In its brief history, edX has been in a period of constant expansion. So far, it has already broadened its reaches to include the University of California, Berkeley and the University of Texas. The recent involvement of Bunker Hill and MassBay Community Colleges proves that distance education need not be limited to four-year universities. In fact, we believe that edX has the ability to continue innovating in the realm of inclusive higher education.
Unfortunately, efforts to address the issues plaguing higher education in this country focus too often on four-year institutions. While the needs of these students are undoubtedly important, we must not forget those who, whether by choice or circumstance, attend schools of a different caliber. Community colleges, which offer two years of public education for community members, have a role to play in the evolving standards of American education.
Three years ago, President Obama proposed a $12-billion 10-year plan designed to produce five million new community college graduates. While the sputtering economic recovery impelled the president to modify his proposal to an $8-billion 3-year job training stopgap, it is heartening to see a leader who recognizes the value of the varied forms of higher education. Community colleges support an underserved clientele, and we commend any and all efforts to bolster the resources available to their administrators, teachers, and students.
The particulars of the edX partnership are also praiseworthy. While edX was initially rolled out as a limited selection of online course samplings, the new initiative pairs the virtual lectures with in-class instructors and personal mentors. While the future of education may reside on the World Wide Web, there remain undeniable benefits to an interactive learning environment. We recognize this as an unexpected and encouraging step in the progression of the still nascent program. It is impossible to predict with future of learning with total accuracy, and we appreciate the openness edX has shown toward innovation.

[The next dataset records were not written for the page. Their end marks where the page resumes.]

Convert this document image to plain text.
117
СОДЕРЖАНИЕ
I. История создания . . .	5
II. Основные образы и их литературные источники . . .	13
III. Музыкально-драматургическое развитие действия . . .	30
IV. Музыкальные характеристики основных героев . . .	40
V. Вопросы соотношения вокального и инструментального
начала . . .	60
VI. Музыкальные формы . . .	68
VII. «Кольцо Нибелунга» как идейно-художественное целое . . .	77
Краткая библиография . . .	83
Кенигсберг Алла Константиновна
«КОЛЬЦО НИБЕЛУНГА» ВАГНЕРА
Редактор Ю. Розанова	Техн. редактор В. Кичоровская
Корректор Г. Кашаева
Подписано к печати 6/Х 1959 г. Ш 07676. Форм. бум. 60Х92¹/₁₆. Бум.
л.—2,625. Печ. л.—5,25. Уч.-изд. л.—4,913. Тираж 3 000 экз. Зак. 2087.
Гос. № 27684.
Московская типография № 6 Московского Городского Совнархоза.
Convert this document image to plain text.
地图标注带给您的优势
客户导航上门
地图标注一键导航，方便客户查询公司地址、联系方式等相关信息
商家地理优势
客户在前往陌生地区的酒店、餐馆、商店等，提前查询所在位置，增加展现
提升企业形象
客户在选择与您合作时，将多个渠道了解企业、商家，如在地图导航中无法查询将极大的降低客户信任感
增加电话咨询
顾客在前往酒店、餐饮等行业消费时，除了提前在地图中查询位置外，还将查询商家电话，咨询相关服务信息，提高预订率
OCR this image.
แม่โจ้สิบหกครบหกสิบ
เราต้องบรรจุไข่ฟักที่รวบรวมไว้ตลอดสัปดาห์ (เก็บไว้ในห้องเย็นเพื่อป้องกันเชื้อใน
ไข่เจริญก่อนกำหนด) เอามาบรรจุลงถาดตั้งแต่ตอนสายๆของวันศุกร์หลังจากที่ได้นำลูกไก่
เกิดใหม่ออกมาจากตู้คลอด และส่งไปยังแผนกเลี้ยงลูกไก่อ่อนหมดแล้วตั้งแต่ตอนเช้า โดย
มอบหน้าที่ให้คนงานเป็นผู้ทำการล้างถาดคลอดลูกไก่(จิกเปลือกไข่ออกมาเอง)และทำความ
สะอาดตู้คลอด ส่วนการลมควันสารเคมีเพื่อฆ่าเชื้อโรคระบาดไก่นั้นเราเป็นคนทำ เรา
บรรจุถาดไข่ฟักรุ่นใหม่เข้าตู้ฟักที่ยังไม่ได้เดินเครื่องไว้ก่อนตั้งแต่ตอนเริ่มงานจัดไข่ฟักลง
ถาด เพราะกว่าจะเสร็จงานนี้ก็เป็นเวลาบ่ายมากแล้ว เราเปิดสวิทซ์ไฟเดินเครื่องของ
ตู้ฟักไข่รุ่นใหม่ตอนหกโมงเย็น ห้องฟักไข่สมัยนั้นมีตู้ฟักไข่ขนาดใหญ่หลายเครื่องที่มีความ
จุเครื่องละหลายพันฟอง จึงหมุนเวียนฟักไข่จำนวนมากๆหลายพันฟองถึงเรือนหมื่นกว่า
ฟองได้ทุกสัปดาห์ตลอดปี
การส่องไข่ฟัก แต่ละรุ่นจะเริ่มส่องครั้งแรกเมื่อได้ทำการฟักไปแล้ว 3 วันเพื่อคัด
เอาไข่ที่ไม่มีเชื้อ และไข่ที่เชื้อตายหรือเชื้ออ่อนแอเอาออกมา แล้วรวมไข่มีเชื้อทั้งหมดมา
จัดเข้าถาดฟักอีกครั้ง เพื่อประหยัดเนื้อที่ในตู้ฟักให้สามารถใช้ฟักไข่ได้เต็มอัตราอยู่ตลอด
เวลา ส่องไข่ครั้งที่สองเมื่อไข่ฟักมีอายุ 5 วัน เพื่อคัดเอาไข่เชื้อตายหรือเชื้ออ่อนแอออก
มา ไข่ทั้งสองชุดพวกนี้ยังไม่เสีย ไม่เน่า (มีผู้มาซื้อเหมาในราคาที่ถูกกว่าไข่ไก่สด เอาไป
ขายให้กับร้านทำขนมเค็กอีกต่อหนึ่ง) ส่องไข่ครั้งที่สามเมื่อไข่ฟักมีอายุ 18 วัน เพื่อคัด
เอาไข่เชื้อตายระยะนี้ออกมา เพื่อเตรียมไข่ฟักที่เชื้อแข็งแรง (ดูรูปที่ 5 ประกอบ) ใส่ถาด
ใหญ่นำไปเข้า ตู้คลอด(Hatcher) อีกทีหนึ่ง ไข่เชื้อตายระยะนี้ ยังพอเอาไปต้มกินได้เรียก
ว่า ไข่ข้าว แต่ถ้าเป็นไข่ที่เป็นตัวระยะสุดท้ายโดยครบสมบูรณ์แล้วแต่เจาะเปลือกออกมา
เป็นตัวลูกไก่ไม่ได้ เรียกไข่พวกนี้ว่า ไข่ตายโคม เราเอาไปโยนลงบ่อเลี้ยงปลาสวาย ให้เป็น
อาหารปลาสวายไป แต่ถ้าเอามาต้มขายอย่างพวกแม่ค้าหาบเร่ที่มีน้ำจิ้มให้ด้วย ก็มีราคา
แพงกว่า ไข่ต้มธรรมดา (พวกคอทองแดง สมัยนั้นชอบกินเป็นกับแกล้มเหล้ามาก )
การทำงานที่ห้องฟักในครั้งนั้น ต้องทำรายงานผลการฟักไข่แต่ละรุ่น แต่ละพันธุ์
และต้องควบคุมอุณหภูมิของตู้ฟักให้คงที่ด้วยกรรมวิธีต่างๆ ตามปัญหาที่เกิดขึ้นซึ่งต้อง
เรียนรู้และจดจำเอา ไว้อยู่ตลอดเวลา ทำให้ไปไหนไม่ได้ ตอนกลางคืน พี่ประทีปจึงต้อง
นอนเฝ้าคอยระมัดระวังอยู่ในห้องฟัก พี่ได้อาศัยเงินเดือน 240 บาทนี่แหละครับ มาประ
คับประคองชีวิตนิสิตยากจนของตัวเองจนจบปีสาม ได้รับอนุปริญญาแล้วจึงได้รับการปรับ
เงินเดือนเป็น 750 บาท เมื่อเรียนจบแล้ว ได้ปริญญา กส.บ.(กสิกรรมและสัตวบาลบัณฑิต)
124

The future of the edX platform is bright, and we possess neither the insight nor the foresight to gauge its ultimate impact. We are excited about the wide range of possibilities it offers to a broadening population. When the program was announced, the process of disseminating knowledge changed for the better. This process is in constant transformation, and we eagerly look forward to finding out where it ends up. There is no doubt that Harvard and the edX program will have major roles to play in leading the way.